HA maps of the slice in the a) apex b) mid and c) base for which the profiles have been generated are shown in the top left hand corner of each image. Line profiles generated from filtered HA maps obtained from NEX_{F_C}, for 12 (solid), 30 (dashed) and 64 (dashed-dotted) DED show a smooth transition from the epicardium to the endocardium and are in agreement with the each other.

Fig 7. Regression analysis of normalized RMSE (both from AAGF filtered and unfiltered) vs normalized SNR for the entire heart and center slices

Plot of normalized RMSE vs normalized SNR for HA_UF maps and HA_AAGF for a) 12 DED b) 30 DED and c) 64 DED for the entire heart and for d) 12 DED e) 30 DED f) 64 DED for the center slices in 9 healthy animals.
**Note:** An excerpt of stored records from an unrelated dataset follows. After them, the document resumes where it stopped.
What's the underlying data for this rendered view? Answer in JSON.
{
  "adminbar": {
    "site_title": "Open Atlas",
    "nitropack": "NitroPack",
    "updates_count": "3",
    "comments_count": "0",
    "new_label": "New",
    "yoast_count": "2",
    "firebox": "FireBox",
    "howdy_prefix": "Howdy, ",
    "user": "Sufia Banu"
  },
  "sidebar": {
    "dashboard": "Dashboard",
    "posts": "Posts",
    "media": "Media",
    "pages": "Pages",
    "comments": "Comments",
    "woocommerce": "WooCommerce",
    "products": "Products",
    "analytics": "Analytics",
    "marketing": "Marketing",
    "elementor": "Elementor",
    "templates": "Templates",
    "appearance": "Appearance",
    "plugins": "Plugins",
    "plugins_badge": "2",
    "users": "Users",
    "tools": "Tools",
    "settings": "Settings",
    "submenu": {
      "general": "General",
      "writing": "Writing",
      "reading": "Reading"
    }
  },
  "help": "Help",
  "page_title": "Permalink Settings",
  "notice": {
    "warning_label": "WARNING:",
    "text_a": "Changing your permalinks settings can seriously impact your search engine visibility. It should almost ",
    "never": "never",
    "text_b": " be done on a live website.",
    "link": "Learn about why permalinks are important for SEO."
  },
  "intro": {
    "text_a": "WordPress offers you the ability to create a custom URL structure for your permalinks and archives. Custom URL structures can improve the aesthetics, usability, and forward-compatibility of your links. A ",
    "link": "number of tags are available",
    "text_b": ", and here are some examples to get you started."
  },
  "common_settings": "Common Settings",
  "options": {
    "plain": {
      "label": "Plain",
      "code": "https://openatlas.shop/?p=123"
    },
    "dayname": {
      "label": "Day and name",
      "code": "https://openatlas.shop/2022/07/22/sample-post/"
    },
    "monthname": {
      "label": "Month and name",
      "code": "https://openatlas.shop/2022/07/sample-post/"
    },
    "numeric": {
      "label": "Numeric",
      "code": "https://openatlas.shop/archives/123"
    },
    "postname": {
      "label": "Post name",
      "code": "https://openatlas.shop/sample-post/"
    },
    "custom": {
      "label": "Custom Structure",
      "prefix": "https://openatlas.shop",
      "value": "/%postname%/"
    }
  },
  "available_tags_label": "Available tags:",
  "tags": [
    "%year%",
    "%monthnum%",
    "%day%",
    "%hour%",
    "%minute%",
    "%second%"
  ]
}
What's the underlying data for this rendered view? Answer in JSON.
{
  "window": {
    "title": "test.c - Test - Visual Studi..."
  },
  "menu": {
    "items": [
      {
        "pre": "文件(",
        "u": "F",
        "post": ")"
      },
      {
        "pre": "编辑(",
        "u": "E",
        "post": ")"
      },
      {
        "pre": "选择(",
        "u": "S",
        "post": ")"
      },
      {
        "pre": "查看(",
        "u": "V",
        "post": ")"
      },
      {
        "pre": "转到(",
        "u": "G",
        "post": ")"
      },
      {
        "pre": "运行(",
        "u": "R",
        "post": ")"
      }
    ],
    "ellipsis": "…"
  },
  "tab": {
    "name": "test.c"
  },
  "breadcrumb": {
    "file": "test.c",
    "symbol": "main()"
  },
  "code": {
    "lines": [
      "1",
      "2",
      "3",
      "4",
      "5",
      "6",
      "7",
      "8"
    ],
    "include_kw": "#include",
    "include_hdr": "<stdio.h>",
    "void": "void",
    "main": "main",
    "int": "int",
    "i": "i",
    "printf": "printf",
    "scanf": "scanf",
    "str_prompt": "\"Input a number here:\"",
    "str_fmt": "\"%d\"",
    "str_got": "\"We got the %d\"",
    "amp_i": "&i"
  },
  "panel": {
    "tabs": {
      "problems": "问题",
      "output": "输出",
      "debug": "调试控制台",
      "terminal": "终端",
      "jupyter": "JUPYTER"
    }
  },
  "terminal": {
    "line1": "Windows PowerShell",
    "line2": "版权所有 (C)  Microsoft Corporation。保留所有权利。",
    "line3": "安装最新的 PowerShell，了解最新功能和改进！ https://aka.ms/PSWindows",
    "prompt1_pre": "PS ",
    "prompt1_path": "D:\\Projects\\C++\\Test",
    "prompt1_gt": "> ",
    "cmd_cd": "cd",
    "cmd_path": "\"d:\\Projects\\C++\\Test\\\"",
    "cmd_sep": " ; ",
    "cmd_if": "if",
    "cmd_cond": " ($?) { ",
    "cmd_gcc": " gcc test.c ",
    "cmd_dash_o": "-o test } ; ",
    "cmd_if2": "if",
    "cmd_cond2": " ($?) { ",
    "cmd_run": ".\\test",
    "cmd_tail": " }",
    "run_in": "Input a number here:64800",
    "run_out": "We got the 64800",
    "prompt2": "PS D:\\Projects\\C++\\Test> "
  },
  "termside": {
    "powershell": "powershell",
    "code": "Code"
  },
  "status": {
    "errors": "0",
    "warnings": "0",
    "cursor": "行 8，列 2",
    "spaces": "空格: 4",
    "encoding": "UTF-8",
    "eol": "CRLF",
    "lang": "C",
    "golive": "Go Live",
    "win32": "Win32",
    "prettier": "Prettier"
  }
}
The R² values for each correlation for the exponential regression analysis is shown in each figure and the fit is denoted by a solid lines for both HA_UF (red) and HA_AAGF (black).

Fig 8. HA maps and error profiles for infarcted myocardium. 1^st Row

HA_UF map Left: From an infarcted region Right: From a basal slice, remote to the infarction site. 2^nd Row: HA_AAGF mapLeft: From an infarcted region Right: From a basal slice, remote to the infarction site. 3^rd Row: Percentage difference between HA_UF and HA_AAGF Left: From an infarcted region Right: From a basal slice, remote to the infarction site. Error map is very uniform within the three different ROI under investigation.